Beaucoup qui étaient croyants ou encore qui ne l’étaient pas mais se demandaient s’ils ne devraient pas l’être, décident, en regardant ce qui se passe dans notre monde, que c’est dans la religion que l’on trouve l’incitation au meurtre et à toutes les horreurs qui nous entourent. Et de ce fait, préfèrent être athées voire même haïr D-ieu et ce qu’Il représente.

Mais ce qu’ils voient, ce n’est pas la religion ; se sont des gens qui la pratiquent, certains à grands cris et qui la déforment à leur profit.

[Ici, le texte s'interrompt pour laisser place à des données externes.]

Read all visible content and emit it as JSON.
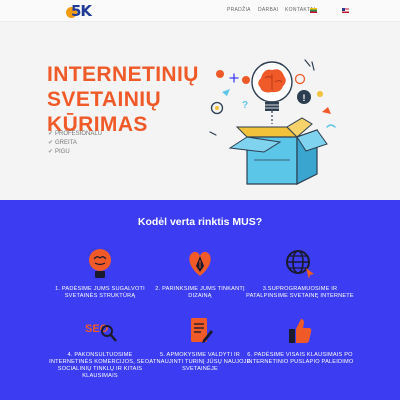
{
  "header": {
    "logo_mark": "5K",
    "nav": [
      "PRADŽIA",
      "DARBAI",
      "KONTAKTAI"
    ]
  },
  "hero": {
    "title_lines": [
      "INTERNETINIŲ",
      "SVETAINIŲ",
      "KŪRIMAS"
    ],
    "bullets": [
      "PROFESIONALU",
      "GREITA",
      "PIGU"
    ],
    "check_icon": "check-icon",
    "illustration": "open-box-ideas-illustration"
  },
  "features": {
    "title": "Kodėl verta rinktis MUS?",
    "items": [
      {
        "icon": "brain-lightbulb-icon",
        "text": "1. PADĖSIME JUMS SUGALVOTI SVETAINĖS STRUKTŪRĄ"
      },
      {
        "icon": "heart-pen-icon",
        "text": "2. PARINKSIME JUMS TINKANTĮ DIZAINĄ"
      },
      {
        "icon": "globe-icon",
        "text": "3.SUPROGRAMUOSIME IR PATALPINSIME SVETAINĘ INTERNETE"
      },
      {
        "icon": "seo-magnifier-icon",
        "text": "4. PAKONSULTUOSIME INTERNETINĖS KOMERCIJOS, SEO, SOCIALINIŲ TINKLŲ IR KITAIS KLAUSIMAIS"
      },
      {
        "icon": "document-edit-icon",
        "text": "5. APMOKYSIME VALDYTI IR ATNAUJINTI TURINĮ JŪSŲ NAUJOJE SVETAINĖJE"
      },
      {
        "icon": "thumbs-up-icon",
        "text": "6. PADĖSIME VISAIS KLAUSIMAIS PO INTERNETINIO PUSLAPIO PALEIDIMO"
      }
    ]
  },
  "colors": {
    "accent": "#ef5a28",
    "feature_bg": "#3c3df2",
    "logo_blue": "#1f3b96",
    "logo_orange": "#f39c12"
  }
}
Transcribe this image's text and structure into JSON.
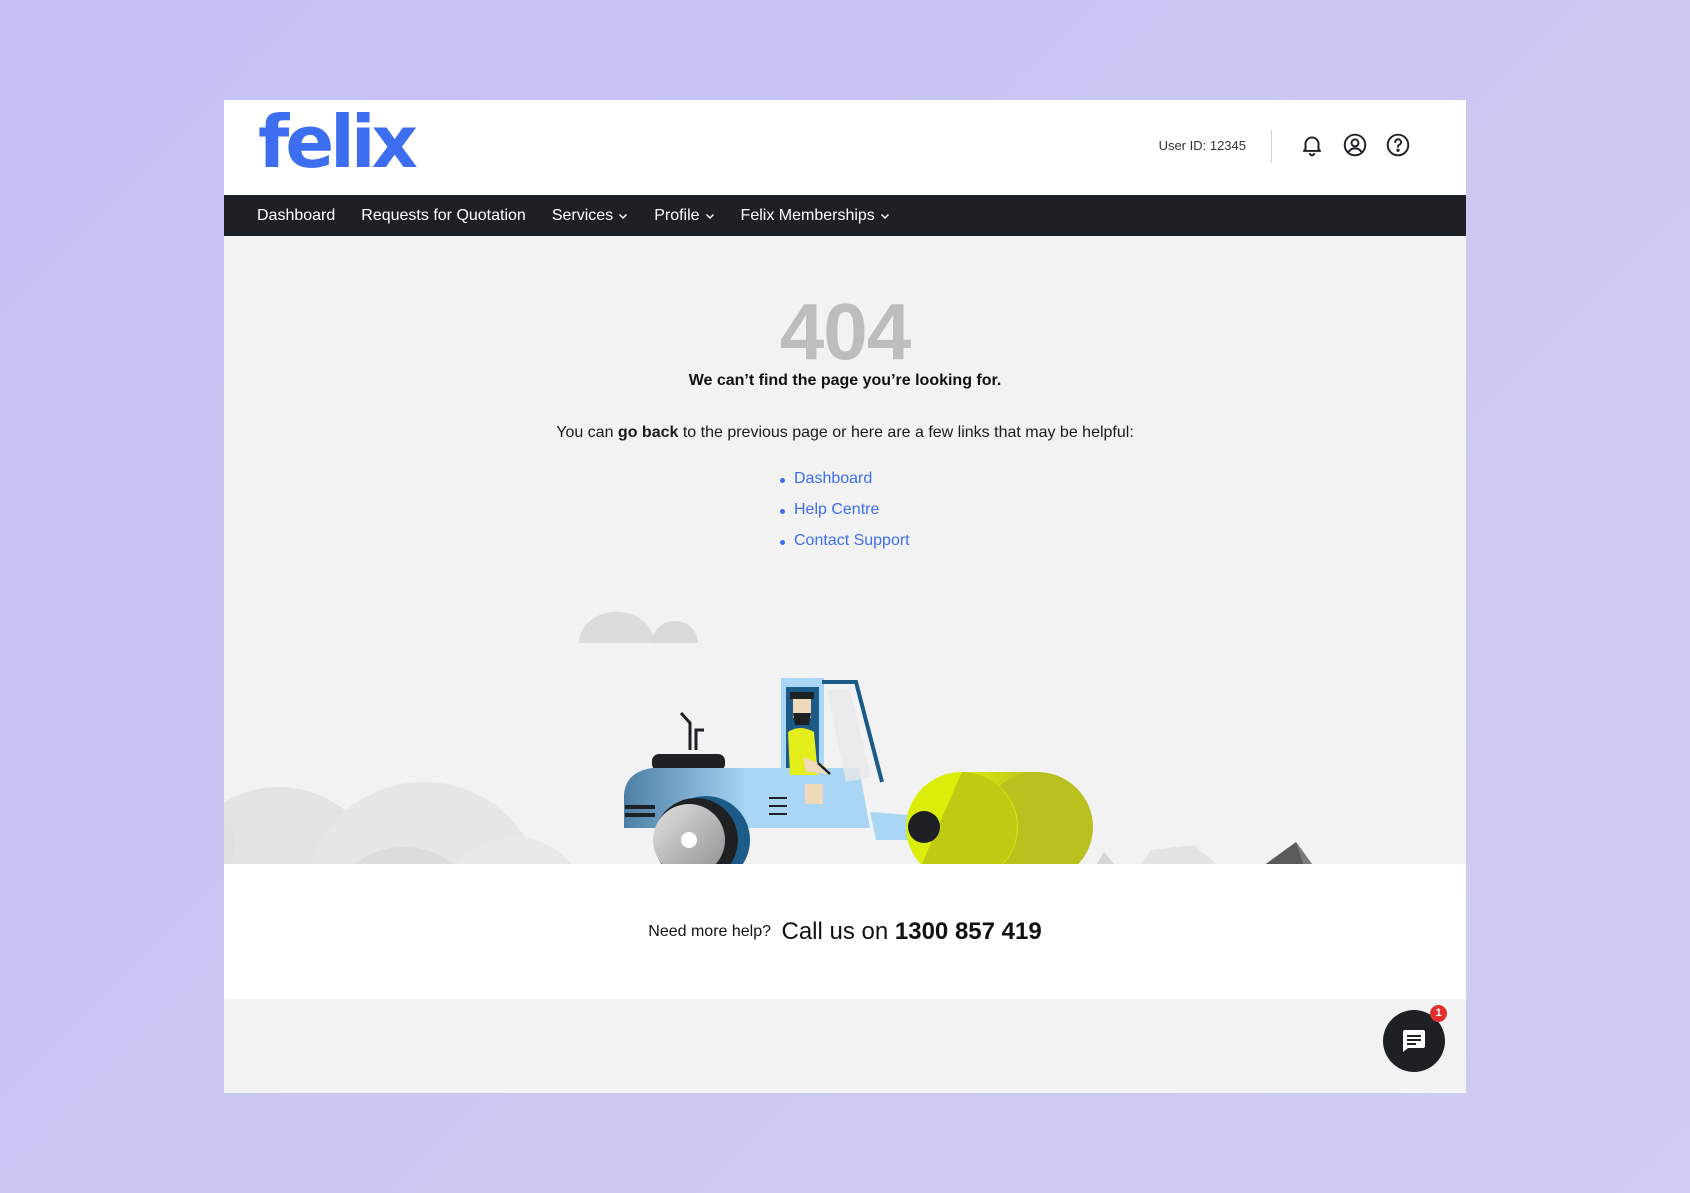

Je souhaite que personne ne passe à côté de quelque chose de très beau mais aussi de très enrichissant qui permet de comprendre ce qu’est la vie que nous avons reçue et ce que nous devons en faire. Et pour cela, c’est très simple : Avoir l’esprit ouvert, se documenter seul ou  se renseigner auprès de personnes de confiance, ouvrir son cœur à une meilleure connaissance de ce que sont les « écritures » et seulement après, décider d’y adhérer ou pas.

Ceux qui disent : je ne crois pas, doivent alors s’expliquer pourquoi et ensuite analyser leurs réponses

Ceux qui disent : je crois, n’auront plus besoin de répondre à cette question car la foi en quelque chose de divin et par conséquent de beau et de pur, donne la certitude d’être sur le bon chemin. Cela ne veut pas dire qu’ils n’auront pas de problèmes à résoudre ou de durs moments à traverser, cela veut simplement dire  qu’ils accepteront ces épreuves sans maudire ciel et terre et que leur esprit étant libéré de toute colère ou peur, il  leur indiquera le moyen de trouver en eux la réponse à leur question, compte tenu du fait qu’ils seront alors l’acteur de leur décision et non victime d’une situation qu’ils  ne dominent pas.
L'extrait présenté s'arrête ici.